AMD posted record revenue of $7.7 billion in the second quarter of 2025, up 32% year-over-year, driven by strong sales of EPYC server processors and Ryzen client CPUs. Net income rose to $872 million, or $0.54 per share, compared with $265 million a year earlier. However, U.S. government export restrictions on AMD’s Instinct MI308 GPUs reduced results, leading to $800 million in charges and pushing gross margin down to 40% from 49% a year ago. Excluding these charges, non-GAAP gross margin would have been closer to 54%.
By segment, data center revenue reached $3.2 billion, up 14% despite limited Instinct shipments to China. Client and gaming revenue jumped 69% to $3.6 billion, with Ryzen “Zen 5” processors and Radeon GPUs in strong demand. Embedded revenue slipped 4% to $824 million as end-market conditions remained mixed. Looking ahead, AMD expects third quarter revenue of around $8.7 billion, with gross margin recovering to approximately 54%, as MI350 GPU shipments ramp and EPYC share gains continue.
The company also highlighted major AI ecosystem announcements, including new Instinct MI350 GPUs, the upcoming “Helios” rack-scale platform, and expanded partnerships with Meta, Microsoft, Oracle, Red Hat, and Nokia. AMD said it now powers 172 systems on the latest Top500 list, including the two fastest supercomputers, El Capitan and Frontier. The company also agreed to sell ZT Systems’ data center infrastructure manufacturing unit to Sanmina for $3 billion.
• Q2 2025 revenue: $7.7B, up 32% Y/Y
• Net income: $872M, EPS $0.54 GAAP; non-GAAP EPS $0.48
• Data Center revenue: $3.2B, up 14%
• Client & Gaming revenue: $3.6B, up 69%
• Embedded revenue: $824M, down 4%
• Export controls on Instinct MI308 GPUs caused $800M in charges
• Q3 outlook: ~$8.7B revenue, 54% non-GAAP gross margin


“We delivered strong revenue growth in the second quarter led by record server and PC processor sales,” said Dr. Lisa Su, AMD Chair and CEO. “We are seeing robust demand across our computing and AI product portfolio and are well positioned to deliver significant growth in the second half of the year, driven by the ramp of our AMD Instinct MI350 series accelerators and ongoing EPYC and Ryzen processor share gains.”

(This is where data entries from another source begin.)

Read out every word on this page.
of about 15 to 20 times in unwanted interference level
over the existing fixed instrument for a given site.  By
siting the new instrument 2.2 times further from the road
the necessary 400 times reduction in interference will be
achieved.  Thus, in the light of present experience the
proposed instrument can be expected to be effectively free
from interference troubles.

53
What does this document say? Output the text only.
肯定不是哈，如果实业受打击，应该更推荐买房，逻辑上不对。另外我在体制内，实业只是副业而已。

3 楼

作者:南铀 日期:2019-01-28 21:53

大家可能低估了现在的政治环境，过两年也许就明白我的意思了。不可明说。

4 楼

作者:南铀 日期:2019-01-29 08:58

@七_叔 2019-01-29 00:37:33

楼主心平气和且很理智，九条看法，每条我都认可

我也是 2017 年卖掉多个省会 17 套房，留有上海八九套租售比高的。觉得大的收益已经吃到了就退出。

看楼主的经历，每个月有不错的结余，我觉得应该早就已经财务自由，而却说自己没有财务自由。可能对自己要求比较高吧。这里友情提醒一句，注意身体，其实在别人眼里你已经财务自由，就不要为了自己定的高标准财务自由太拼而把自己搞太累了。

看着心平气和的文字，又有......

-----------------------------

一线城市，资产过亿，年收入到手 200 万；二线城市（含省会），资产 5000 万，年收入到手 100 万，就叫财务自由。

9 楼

🌐 Why it Matters: AMD’s results underscore the rising demand for AI and high-performance compute despite regulatory headwinds. With export controls affecting GPU sales to China, AMD’s ability to diversify its AI hardware ecosystem and deepen partnerships with major hyperscalers will be critical to competing against NVIDIA and Intel in the next phase of data center growth.